Haben Sie den Züchter ihres Vertrauens gefunden, werden Sie ihn hoffentlich mit vielen Fragen löchern und den gefallenen Wurf im Idealfall mehrere Male besuchen können. Aber der Züchter wird auch ihnen Fragen stellen. Wohnsituation, Familiengröße, kurz gesagt ihre Lebensumstände sind auch für ihn interessant. Er möchte die Welpen selbstverständlich in guten Händen wissen.
Kurz vor der Abgabe der Welpen an die Käufer wird der Wurf von einem Wurfabnahmeberechtigten des DRC kontrolliert. Positives und Negatives wird in einem Protokoll vermerkt welches sie sich zeigen lassen sollten.
Der Welpe wird mit frühestens 8 Wochen an seine neuen Besitzer übergeben. Er ist zu diesem Zeitpunkt gechippt, geimpft (SHL-P) und mindestens viermal entwurmt.
Trotz aller konsequenten Reglementierungen durch einen Verein, kann es leider keine Garantie für einen gesund heranwachsenden Hund geben. Sie können aber sicher sein, dass durch die enge, vertrauensvolle Zusammenarbeit Mensch-Hund, durch die überprüfbaren gesundheitlichen Fakten, sowie eine liebevolle Aufzucht das bestmögliche getan wird damit sie einen wesensfesten und agilen Welpen mit nach Hause nehmen können, der sie in Zukunft durch den Alltag begleitet.
Ihr Züchter wird sich weiterhin freuen vom Wohlergehen des Hundes zu erfahren und er wird ihnen hoffentlich auch noch lange nach der Abgabe mit Rat und Tat zur Seite stehen.
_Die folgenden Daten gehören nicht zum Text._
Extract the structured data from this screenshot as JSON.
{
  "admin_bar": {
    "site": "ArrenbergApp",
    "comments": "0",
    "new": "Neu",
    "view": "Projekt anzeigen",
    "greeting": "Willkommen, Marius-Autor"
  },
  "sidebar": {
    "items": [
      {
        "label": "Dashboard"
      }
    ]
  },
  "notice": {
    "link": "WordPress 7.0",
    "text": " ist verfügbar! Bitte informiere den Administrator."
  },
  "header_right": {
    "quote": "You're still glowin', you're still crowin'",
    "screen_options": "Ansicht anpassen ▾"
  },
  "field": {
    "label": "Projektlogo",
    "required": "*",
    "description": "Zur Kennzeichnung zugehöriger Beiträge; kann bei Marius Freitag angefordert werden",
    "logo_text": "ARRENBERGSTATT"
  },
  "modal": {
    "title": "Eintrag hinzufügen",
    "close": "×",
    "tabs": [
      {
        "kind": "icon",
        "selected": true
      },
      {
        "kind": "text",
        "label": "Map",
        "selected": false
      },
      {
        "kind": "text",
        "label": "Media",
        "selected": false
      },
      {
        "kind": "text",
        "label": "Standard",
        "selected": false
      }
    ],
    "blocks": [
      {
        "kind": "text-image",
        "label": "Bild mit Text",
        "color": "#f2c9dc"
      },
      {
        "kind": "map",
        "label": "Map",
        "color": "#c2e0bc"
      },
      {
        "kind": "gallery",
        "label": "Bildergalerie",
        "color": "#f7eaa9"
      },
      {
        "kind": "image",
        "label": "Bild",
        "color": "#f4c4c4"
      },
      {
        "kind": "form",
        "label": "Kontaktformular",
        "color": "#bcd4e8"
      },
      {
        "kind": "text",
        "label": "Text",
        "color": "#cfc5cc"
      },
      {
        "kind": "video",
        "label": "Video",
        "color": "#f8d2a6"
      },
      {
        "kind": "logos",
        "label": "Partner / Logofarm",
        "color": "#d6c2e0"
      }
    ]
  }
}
Sollte es nicht möglich sein einen Curly-Welpen in Deutschland zu finden und der nächste Weg führt Sie ins Ausland, dann achten Sie auch hier darauf, dass der zukünftige Welpe in einem von der FCI anerkannten Verein gezüchtet wird.
Die FCI (Federation Cynologique Internationale) ist die internationale Dachorganisation der Kynologie. Sie garantiert innerhalb ihrer Organisation die gegenseitige Anerkennung der Abstammungsurkunden der Länder. Gleichfalls anerkannt sind der Kennel Club (KC) Englands und der AKC Amerika.
Im Regelfall wird ein Hund im Ausland mit ca. 8 Wochen abgegeben, in der Schweiz mit 10 Wochen.
Erkundigen Sie sich frühzeitig über die Bedingungen zur Einreise nach Deutschland.
Zur Einreise in die EU muss der Welpe mit einem Mikrochip versehen sein oder eine Tätowierung aufweisen.
Er benötigt einen genormten EU-Heimtierausweis und eine Bescheinigung darüber, dass kein Kontakt zu fremden Tieren bestand.
Mehr dazu unter Yorkshire-Terrier-Journal.
Text: Ute Naber
Bei weiteren Fragen zum Thema Curly Coated Retriever hilft Ihnen der Deutsche Retriever Club gern weiter.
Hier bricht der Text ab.